Introduction to DMR
Channel Operation and Configuration
Physical and Logical Channels
This topic covers the two kinds of channels that are included in a DMR system.
DMR uses physical hardware channels, which is a receiver and a transmitter operating in a 12.5-kilohertz narrow bandwidth. You can see in the diagram below, a base station split into a receiver and a transmitter. Typically, a transmitter will transmit and the portables will receive. The portable, when it transmits back, will be picked up at the receiver.
In addition to this, in a DMR system also uses logical channels. On the transmitter, there are two time slots which are part of the 12.5-kilohertz bandwidth. Between the portable and the transmitter at the base station, there is a two-way path, a logical path using time slots. When the portable transmits back, it transmits on a discrete time slot as part of that channel. That is called a logical channel. The physical channel is the hardware. The logical channel are the time slots.
So, in a DMR system, the transmitter at the base station transmits on a certain frequency. We’ll call that frequency one. The transmitter is frequency one, which is the same frequency for receive on a portable or a mobile.
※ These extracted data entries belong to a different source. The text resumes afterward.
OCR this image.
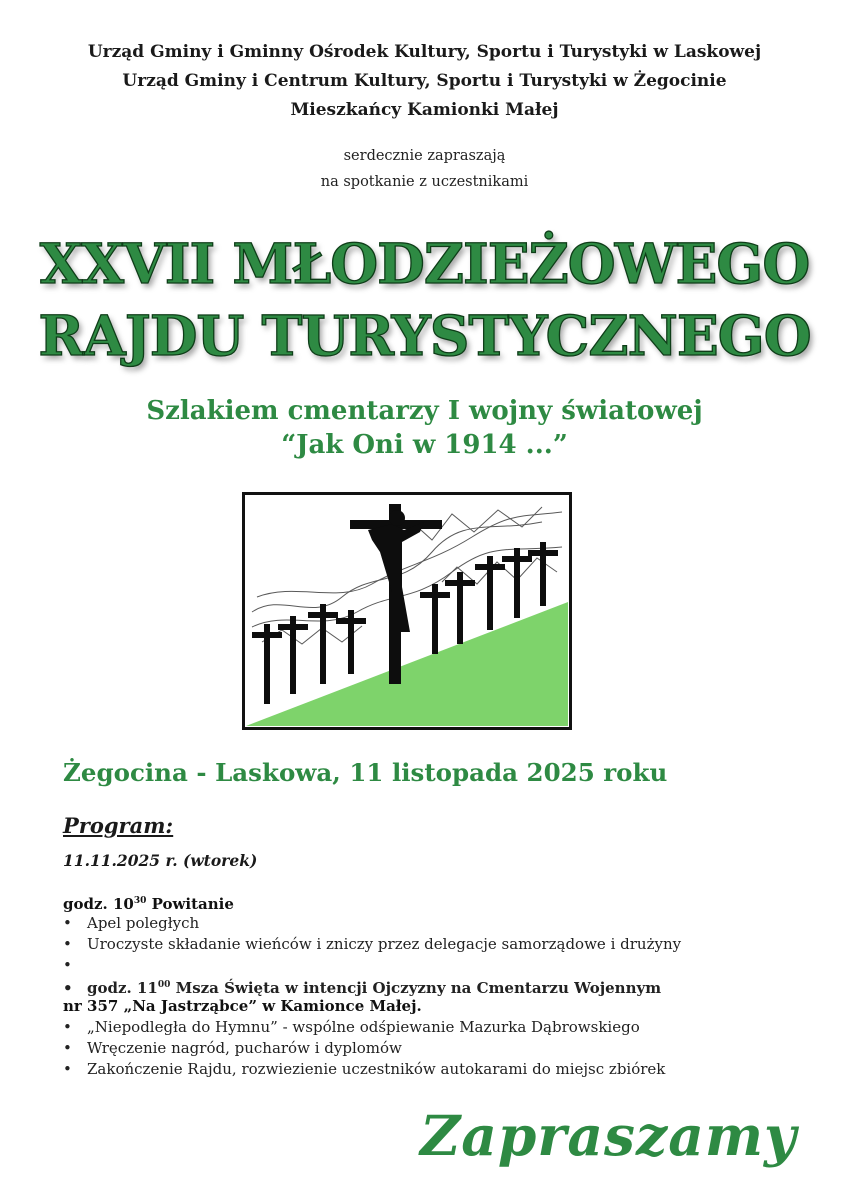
Urząd Gminy i Gminny Ośrodek Kultury, Sportu i Turystyki w Laskowej
Urząd Gminy i Centrum Kultury, Sportu i Turystyki w Żegocinie
Mieszkańcy Kamionki Małej
serdecznie zapraszają
na spotkanie z uczestnikami
XXVII MŁODZIEŻOWEGO
RAJDU TURYSTYCZNEGO
Szlakiem cmentarzy I wojny światowej
“Jak Oni w 1914 ...”
Żegocina - Laskowa, 11 listopada 2025 roku
Program:
11.11.2025 r. (wtorek)
godz. $10^{30}$ Powitanie
• Apel poległych
• Uroczyste składanie wieńców i zniczy przez delegacje samorządowe i drużyny
•
• godz. $11^{00}$ Msza Święta w intencji Ojczyzny na Cmentarzu Wojennym
nr 357 „Na Jastrząbce” w Kamionce Małej.
• „Niepodległa do Hymnu” - wspólne odśpiewanie Mazurka Dąbrowskiego
• Wręczenie nagród, pucharów i dyplomów
• Zakończenie Rajdu, rozwiezienie uczestników autokarami do miejsc zbiórek
Zapraszamy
At the base station, the receiver will work on a second frequency, which we’ll call frequency two, and that is the frequency transmitted from the mobile and the portables. In a DMR system, each physical channel is split into two logical channels using TDMA. So two time slots for transmit, two time slots for receive. Each logical channel on a DMR system is a communication path for voice or for data.
In DMR Tier Three, each channel can be categorized in two ways. Firstly as a control channel, or as a traffic channel, which is sometimes called a payload channel. This is where the payload is voice packets or data packets. So, in a DMR trunked network, each site has one control channel and several traffic channels. These are logical time slot channels. To make a call between sites, several traffic channels can be used on different sites. For multi-site group calls or inter-site individual calls, a traffic channel is used at each site involved in the call.
Channels can be set up with the following options;
- Allow control
- Allow traffic
- Or to inhibit if jammed.
Jammed meaning excess noise or interference on the channel. Typically at a site, only one channel is allowed to be the control channel. Other channels would be allowed to be traffic and they’d also have inhibit if jammed enabled.